After that was done, it was now time to create some directories and files for peer tube to be customized to your particular server and then download and build the latest version:
cd /var/www/peertube
VERSION=$(curl -s https://api.github.com/repos/chocobozzz/peertube/releases/latest | grep tag_name | cut -d '"' -f 4) && echo "Latest PeerTube version is $VERSION"
sudo -u peertube mkdir config storage versions
sudo -u peertube chmod 750 config/
cd versions
sudo -u peertube wget -q "https://github.com/Chocobozzz/PeerTube/releases/download/${VERSION}/peertube-${VERSION}.zip"
sudo -u peertube unzip -q peertube-${VERSION}.zip && sudo -u peertube rm peertube-${VERSION}.zip
cd /var/www/peertube
sudo -u peertube ln -s versions/peertube-${VERSION} ./peertube-latest
cd ./peertube-latest
sudo -H -u peertube yarn install --production --pure-lockfile
sudo -u peertube cp peertube-latest/config/default.yaml config/default.yaml
sudo -u peertube cp peertube-latest/config/production.yaml.example config/production.yaml
openssl rand -hex 32
<21122312redacted32b82323132redacted23277b212321>
sudo -u peertube nano config/production.yaml
Adjust the webserver, secrets, database, and admin sections to chosen values. I will note that I have smtp setup on this host but I cannot yet get the config working with it. I will update the wiki (link at top) when this fix goes live. Now the nice thing is that they not only provide your nginx reverse proxies, but they give you some sexy sed commands to tweak them to your needs. This is a far cry from setting up rocket chat or r-studio where you are in nomad’s land setting up the RPs. Here we go, just replace domain.com with your value:
sudo cp /var/www/peertube/peertube-latest/support/nginx/peertube /etc/nginx/sites-available/peertube
sudo sed -i 's/${WEBSERVER_HOST}/domain.com/g' /etc/nginx/sites-available/peertube
sudo sed -i 's/${PEERTUBE_HOST}/127.0.0.1:9000/g' /etc/nginx/sites-available/peertube
sudo ln -s /etc/nginx/sites-available/peertube /etc/nginx/sites-enabled/peertube
sudo systemctl stop nginx
sudo certbot certonly --standalone --post-hook "systemctl restart nginx"

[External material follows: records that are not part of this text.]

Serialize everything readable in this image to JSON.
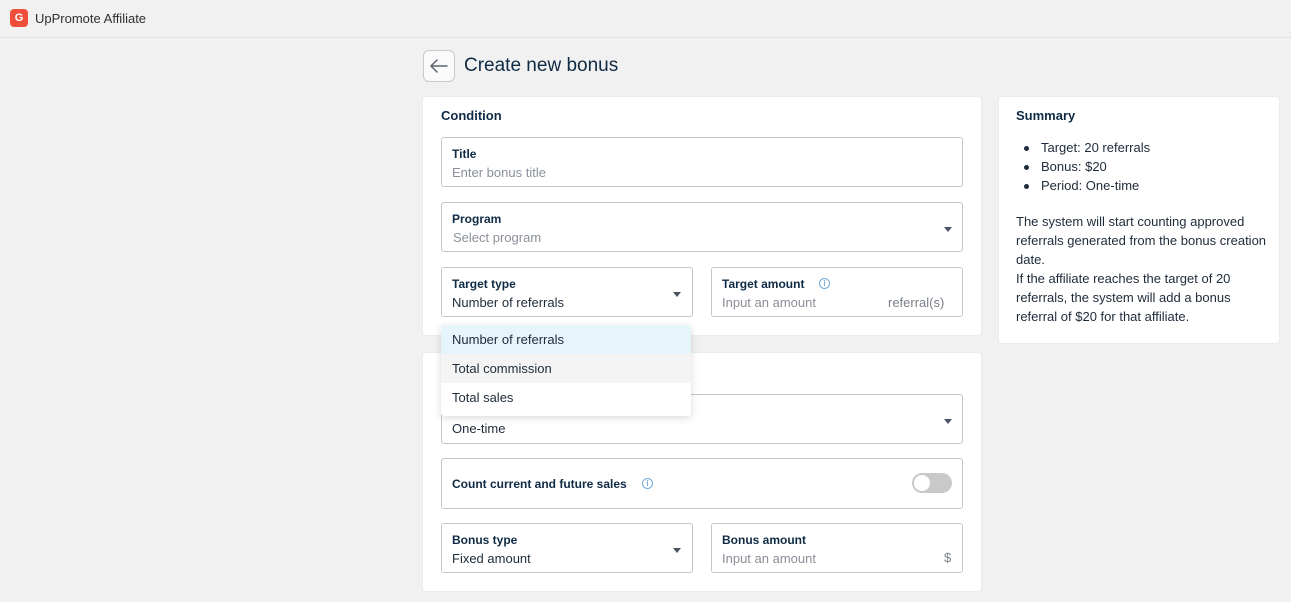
{
  "app": {
    "title": "UpPromote Affiliate",
    "logo_glyph": "G"
  },
  "page": {
    "title": "Create new bonus"
  },
  "condition": {
    "section_title": "Condition",
    "title_field": {
      "label": "Title",
      "placeholder": "Enter bonus title"
    },
    "program_field": {
      "label": "Program",
      "placeholder": "Select program"
    },
    "target_type": {
      "label": "Target type",
      "value": "Number of referrals"
    },
    "target_amount": {
      "label": "Target amount",
      "placeholder": "Input an amount",
      "suffix": "referral(s)"
    }
  },
  "target_type_dropdown": {
    "options": [
      "Number of referrals",
      "Total commission",
      "Total sales"
    ],
    "selected": "Number of referrals"
  },
  "bonus": {
    "period_value": "One-time",
    "count_sales": {
      "label": "Count current and future sales",
      "enabled": false
    },
    "bonus_type": {
      "label": "Bonus type",
      "value": "Fixed amount"
    },
    "bonus_amount": {
      "label": "Bonus amount",
      "placeholder": "Input an amount",
      "suffix": "$"
    }
  },
  "summary": {
    "title": "Summary",
    "items": [
      "Target: 20 referrals",
      "Bonus: $20",
      "Period: One-time"
    ],
    "paragraph_1": "The system will start counting approved referrals generated from the bonus creation date.",
    "paragraph_2": "If the affiliate reaches the target of 20 referrals, the system will add a bonus referral of $20 for that affiliate."
  },
  "colors": {
    "brand": "#ef4f3a",
    "text": "#0f2a44",
    "selected_option_bg": "#e6f4fb",
    "info": "#74a9d6"
  }
}
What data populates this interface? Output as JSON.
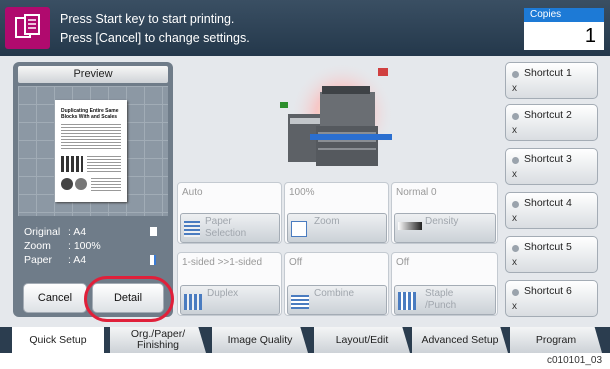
{
  "header": {
    "line1": "Press Start key to start printing.",
    "line2": "Press [Cancel] to change settings.",
    "copies_label": "Copies",
    "copies_value": "1",
    "app_icon": "copy-document-icon"
  },
  "preview": {
    "title": "Preview",
    "doc_heading": "Duplicating Entire Same Blocks With and Scales",
    "info": [
      {
        "key": "Original",
        "value": ": A4"
      },
      {
        "key": "Zoom",
        "value": ": 100%"
      },
      {
        "key": "Paper",
        "value": ": A4"
      }
    ],
    "cancel_label": "Cancel",
    "detail_label": "Detail"
  },
  "settings": [
    {
      "value": "Auto",
      "button": "Paper Selection",
      "icon": "paper-tray-icon"
    },
    {
      "value": "100%",
      "button": "Zoom",
      "icon": "zoom-icon"
    },
    {
      "value": "Normal 0",
      "button": "Density",
      "icon": "density-icon"
    },
    {
      "value": "1-sided >>1-sided",
      "button": "Duplex",
      "icon": "duplex-icon"
    },
    {
      "value": "Off",
      "button": "Combine",
      "icon": "combine-icon"
    },
    {
      "value": "Off",
      "button": "Staple /Punch",
      "icon": "staple-icon"
    }
  ],
  "shortcuts": [
    {
      "label": "Shortcut 1",
      "sub": "х"
    },
    {
      "label": "Shortcut 2",
      "sub": "х"
    },
    {
      "label": "Shortcut 3",
      "sub": "х"
    },
    {
      "label": "Shortcut 4",
      "sub": "х"
    },
    {
      "label": "Shortcut 5",
      "sub": "х"
    },
    {
      "label": "Shortcut 6",
      "sub": "х"
    }
  ],
  "tabs": [
    {
      "label": "Quick Setup",
      "active": true
    },
    {
      "label": "Org./Paper/ Finishing"
    },
    {
      "label": "Image Quality"
    },
    {
      "label": "Layout/Edit"
    },
    {
      "label": "Advanced Setup"
    },
    {
      "label": "Program"
    }
  ],
  "footer_code": "c010101_03"
}
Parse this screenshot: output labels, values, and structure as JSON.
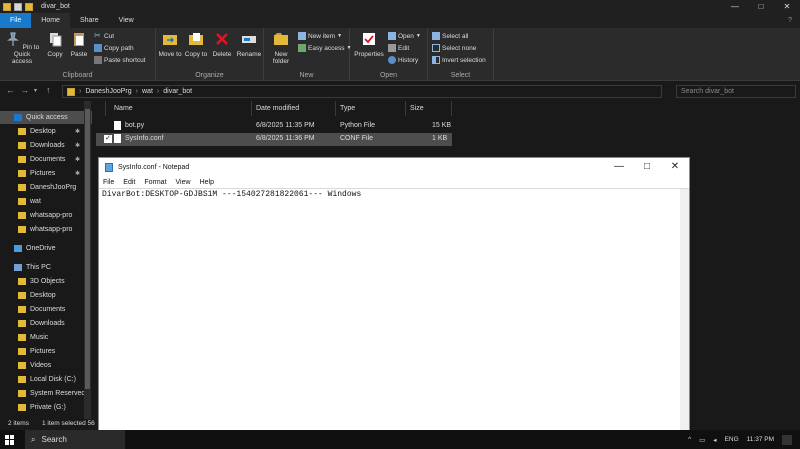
{
  "explorer": {
    "title": "divar_bot",
    "controls": {
      "minimize": "—",
      "maximize": "□",
      "close": "✕"
    },
    "tabs": [
      "File",
      "Home",
      "Share",
      "View"
    ],
    "help": "?",
    "ribbon": {
      "clipboard": {
        "label": "Clipboard",
        "pin": "Pin to Quick access",
        "copy": "Copy",
        "paste": "Paste",
        "cut": "Cut",
        "copy_path": "Copy path",
        "paste_shortcut": "Paste shortcut"
      },
      "organize": {
        "label": "Organize",
        "move_to": "Move to",
        "copy_to": "Copy to",
        "delete": "Delete",
        "rename": "Rename"
      },
      "new": {
        "label": "New",
        "new_folder": "New folder",
        "new_item": "New item",
        "easy_access": "Easy access"
      },
      "open": {
        "label": "Open",
        "properties": "Properties",
        "open": "Open",
        "edit": "Edit",
        "history": "History"
      },
      "select": {
        "label": "Select",
        "select_all": "Select all",
        "select_none": "Select none",
        "invert": "Invert selection"
      }
    },
    "address": {
      "crumbs": [
        "DaneshJooPrg",
        "wat",
        "divar_bot"
      ],
      "search_placeholder": "Search divar_bot"
    },
    "nav": [
      {
        "label": "Quick access",
        "pinned": false
      },
      {
        "label": "Desktop",
        "pinned": true
      },
      {
        "label": "Downloads",
        "pinned": true
      },
      {
        "label": "Documents",
        "pinned": true
      },
      {
        "label": "Pictures",
        "pinned": true
      },
      {
        "label": "DaneshJooPrg",
        "pinned": false
      },
      {
        "label": "wat",
        "pinned": false
      },
      {
        "label": "whatsapp-pro",
        "pinned": false
      },
      {
        "label": "whatsapp-pro",
        "pinned": false
      },
      {
        "label": "OneDrive",
        "pinned": false
      },
      {
        "label": "This PC",
        "pinned": false
      },
      {
        "label": "3D Objects",
        "pinned": false
      },
      {
        "label": "Desktop",
        "pinned": false
      },
      {
        "label": "Documents",
        "pinned": false
      },
      {
        "label": "Downloads",
        "pinned": false
      },
      {
        "label": "Music",
        "pinned": false
      },
      {
        "label": "Pictures",
        "pinned": false
      },
      {
        "label": "Videos",
        "pinned": false
      },
      {
        "label": "Local Disk (C:)",
        "pinned": false
      },
      {
        "label": "System Reserved",
        "pinned": false
      },
      {
        "label": "Private (G:)",
        "pinned": false
      }
    ],
    "columns": {
      "name": "Name",
      "date": "Date modified",
      "type": "Type",
      "size": "Size"
    },
    "files": [
      {
        "name": "bot.py",
        "date": "6/8/2025 11:35 PM",
        "type": "Python File",
        "size": "15 KB"
      },
      {
        "name": "SysInfo.conf",
        "date": "6/8/2025 11:36 PM",
        "type": "CONF File",
        "size": "1 KB"
      }
    ],
    "status": {
      "items": "2 items",
      "selected": "1 item selected  56"
    }
  },
  "notepad": {
    "title": "SysInfo.conf - Notepad",
    "menu": [
      "File",
      "Edit",
      "Format",
      "View",
      "Help"
    ],
    "content": "DivarBot:DESKTOP-GDJBS1M ---1540272818220­61--- Windows"
  },
  "taskbar": {
    "search": "Search",
    "lang": "ENG",
    "time": "11:37 PM"
  },
  "colors": {
    "accent": "#1979ca",
    "dark_bg": "#191919",
    "ribbon_bg": "#2b2b2b"
  }
}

sudo systemctl reload nginx
Make sure that some needed tcp and kernel stuff is right:
sudo cp /var/www/peertube/peertube-latest/support/sysctl.d/30-peertube-tcp.conf /etc/sysctl.d/
sudo sysctl -p /etc/sysctl.d/30-peertube-tcp.conf
<net.core.default_qdisc = fq_codel>
<net.ipv4.tcp_congestion_control = bbr>
Build your systemd units:
sudo cp /var/www/peertube/peertube-latest/support/systemd/peertube.service /etc/systemd/system/
sudo systemctl daemon-reload
sudo systemctl enable peertube
sudo systemctl start peertube
sudo systemctl status peertube
Once that’s done, you are just about ready, you only need to reset your root password for logging in to the web panel:
cd /var/www/peertube/peertube-latest
sudo -u peertube NODE_CONFIG_DIR=/var/www/peertube/config NODE_ENV=production npm run reset-password -- -u root
After this, the rest is configuration on the website itself. Obviously, I made sure to harden the server, add the VM to the backup rotation, snapshot rotation, and configured the firewall and required cron jobs (certs, trim). But of course the customized logo preferences don’t work so after some forum hunting, I just overwrote the logos manually:
cd /var/www/peertube/peertube-latest/client/dist/assets/images/
favicon.png and logo.svg
In my case, I allocated the VM running this instance 8GB of RAM and 8 cores. In searching the official forums, I found the the project founder recommending that – for the fastest transcoding – that you turn on threads to 8, and leave concurrency at 1. For now, this seems to be reasonably quick, and the initial transcoding takes about 85% of the time it took to make the original video. Since creating these instances, I have setup channels, playlists, tested live streaming with OBS Studio and allowed legacy and/or members in good standing in the pubglug to join in on testing the functionality. All is working well … here are the instances I setup:
Haack’s PeerTube: https://content.haacksnetworking.org/c/haacknet/videos?s=1
GNU/Linux Tube: https://gnulinux.tube/c/pubglug/videos
So far so good, but so what?! Now, when the physical host crashes and/or any VMs fail, I have two ways to restore the instances: 1) A hot spare and 2) dedicated remote hosting. Alright, will something fail so we can test this?! Noooo … I jest … please everything just work. I don’t need more stress!